La réalité, proteste-t-elle, a évolué plus vite que la réputation. Dans les années 1980, les salles de 40 lits étaient monnaie courante, avec une infirmière pour 80 personnes, des aides-soignantes sans aucune expérience des personnes âgées, pas de kiné, ni de psychologue. Ce tableau est « en retard d’une guerre ». Avec la personnalisation croissante, la combinaison du respect de l’intimité des personnes avec le développement d’une vie sociale, tout n’est pas gagné, mais la reconnaissance et la libération des personnes âgées est « officiellement encouragée ». C’est la révolution du « vivre comme chez soi » dans les EHPAD. Et le lecteur fera son profit du guide très concret de la visite de l’EHPAD avant admission, avec quantité d’indices, positifs ou négatifs, pour faire le bon choix.

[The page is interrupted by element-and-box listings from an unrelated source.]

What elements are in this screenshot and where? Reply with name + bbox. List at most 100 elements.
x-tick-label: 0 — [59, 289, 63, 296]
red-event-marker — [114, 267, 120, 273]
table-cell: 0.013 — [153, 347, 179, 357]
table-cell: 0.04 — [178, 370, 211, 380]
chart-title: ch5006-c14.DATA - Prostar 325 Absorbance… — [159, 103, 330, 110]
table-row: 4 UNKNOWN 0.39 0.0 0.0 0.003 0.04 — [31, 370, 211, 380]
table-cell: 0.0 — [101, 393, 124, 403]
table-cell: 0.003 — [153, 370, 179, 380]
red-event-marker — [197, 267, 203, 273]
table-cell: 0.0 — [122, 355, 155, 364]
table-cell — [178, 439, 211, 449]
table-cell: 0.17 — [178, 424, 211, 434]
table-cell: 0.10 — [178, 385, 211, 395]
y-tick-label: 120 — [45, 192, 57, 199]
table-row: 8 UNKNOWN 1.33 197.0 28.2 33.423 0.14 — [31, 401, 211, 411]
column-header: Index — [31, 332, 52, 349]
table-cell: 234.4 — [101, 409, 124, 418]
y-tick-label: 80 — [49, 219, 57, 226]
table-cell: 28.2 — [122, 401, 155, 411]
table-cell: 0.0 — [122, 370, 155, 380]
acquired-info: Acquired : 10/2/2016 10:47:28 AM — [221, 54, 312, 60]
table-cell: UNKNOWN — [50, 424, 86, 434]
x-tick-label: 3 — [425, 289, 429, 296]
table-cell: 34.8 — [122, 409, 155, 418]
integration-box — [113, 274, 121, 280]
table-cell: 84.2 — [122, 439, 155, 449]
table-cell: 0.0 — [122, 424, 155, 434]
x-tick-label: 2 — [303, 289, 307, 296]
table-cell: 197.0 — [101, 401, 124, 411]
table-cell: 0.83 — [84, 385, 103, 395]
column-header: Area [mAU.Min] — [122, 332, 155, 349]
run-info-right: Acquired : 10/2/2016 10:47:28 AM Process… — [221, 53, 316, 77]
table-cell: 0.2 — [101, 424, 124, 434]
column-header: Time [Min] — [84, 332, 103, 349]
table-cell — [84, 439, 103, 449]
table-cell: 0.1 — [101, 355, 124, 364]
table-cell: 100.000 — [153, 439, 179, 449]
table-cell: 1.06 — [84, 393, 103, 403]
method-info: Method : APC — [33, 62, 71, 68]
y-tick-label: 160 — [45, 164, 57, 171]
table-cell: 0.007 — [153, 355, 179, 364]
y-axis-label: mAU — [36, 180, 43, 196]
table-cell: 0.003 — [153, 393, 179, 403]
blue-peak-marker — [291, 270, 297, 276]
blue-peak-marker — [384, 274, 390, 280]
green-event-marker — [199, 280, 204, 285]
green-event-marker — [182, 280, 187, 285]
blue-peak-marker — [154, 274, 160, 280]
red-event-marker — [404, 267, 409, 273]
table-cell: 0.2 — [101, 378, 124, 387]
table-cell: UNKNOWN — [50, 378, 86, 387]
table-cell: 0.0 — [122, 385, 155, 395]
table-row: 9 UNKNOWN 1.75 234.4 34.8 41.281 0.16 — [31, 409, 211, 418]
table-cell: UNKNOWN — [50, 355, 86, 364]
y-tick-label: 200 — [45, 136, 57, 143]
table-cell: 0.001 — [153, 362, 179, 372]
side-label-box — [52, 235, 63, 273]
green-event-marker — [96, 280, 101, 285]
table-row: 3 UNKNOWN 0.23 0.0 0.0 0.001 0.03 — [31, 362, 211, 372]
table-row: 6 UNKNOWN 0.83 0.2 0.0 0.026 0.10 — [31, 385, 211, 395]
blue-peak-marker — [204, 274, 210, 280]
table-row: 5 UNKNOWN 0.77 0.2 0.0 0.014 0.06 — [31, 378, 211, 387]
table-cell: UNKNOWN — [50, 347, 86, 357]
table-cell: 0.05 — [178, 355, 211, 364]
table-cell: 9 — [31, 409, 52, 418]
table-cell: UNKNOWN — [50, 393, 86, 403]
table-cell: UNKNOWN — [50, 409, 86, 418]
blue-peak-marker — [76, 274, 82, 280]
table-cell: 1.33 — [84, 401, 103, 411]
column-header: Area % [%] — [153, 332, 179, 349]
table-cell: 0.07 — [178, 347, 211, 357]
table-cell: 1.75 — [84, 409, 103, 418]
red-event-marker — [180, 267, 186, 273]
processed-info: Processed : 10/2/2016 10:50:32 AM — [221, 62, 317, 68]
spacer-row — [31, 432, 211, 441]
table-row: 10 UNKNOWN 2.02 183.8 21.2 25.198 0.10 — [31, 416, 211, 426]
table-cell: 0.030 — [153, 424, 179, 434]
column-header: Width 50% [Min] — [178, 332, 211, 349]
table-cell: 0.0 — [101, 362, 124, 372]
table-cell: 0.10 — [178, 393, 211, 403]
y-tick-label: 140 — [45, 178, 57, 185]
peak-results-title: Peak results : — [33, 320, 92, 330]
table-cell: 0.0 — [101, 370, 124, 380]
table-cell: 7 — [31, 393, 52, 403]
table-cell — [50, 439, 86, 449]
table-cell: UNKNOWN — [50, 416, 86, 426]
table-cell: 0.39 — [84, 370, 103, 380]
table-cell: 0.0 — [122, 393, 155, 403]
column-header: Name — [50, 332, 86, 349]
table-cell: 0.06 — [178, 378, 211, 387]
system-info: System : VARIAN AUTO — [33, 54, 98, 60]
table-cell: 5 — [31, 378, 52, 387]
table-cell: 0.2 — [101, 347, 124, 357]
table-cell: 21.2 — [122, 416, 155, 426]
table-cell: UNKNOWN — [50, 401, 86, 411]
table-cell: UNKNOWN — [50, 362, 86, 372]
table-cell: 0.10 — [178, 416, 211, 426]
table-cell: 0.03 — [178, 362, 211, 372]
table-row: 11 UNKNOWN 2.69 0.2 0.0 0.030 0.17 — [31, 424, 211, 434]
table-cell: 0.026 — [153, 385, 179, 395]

Reste une peur bien ancrée dans l’opinion : que ni les familles, ni la collectivité ne puissent assumer au final la charge financière de la dépendance. Et que le « 5e risque » (après la maladie, les accidents du travail, la famille et la vieillesse) ne se transforme en « 5e trou ». Le plan Van Lerberghe repose sur deux piliers : la réorganisation de la filière des soins, qui passe par l’amélioration de l’accès à un soin approprié et l’optimisation des séjours hospitaliers ; et le partage de la charge financière. La création des assurances dépendance est une première piste. Elle ne devrait pas pénaliser les jeunes générations, l’option d’une cotisation obligatoire à partir de 50 ans semblant équilibrée. À long terme, c’est toute la protection sociale qui devra être remise à plat, en particulier la distinction actuelle entre le médico-social et le sanitaire. Au-delà des mesures techniques, la présidente de Korian demande que soient réunies les conditions d’une véritable économie du vieillissement. Une économie forte de ses métiers, les « professionnels de l’humain », avec leur formation et leur reconnaissance.
« Vivre plus longtemps, interrogations sur les défis de la longévité et de la dépendance », Le Cherche Midi, 272 p., 20 euros.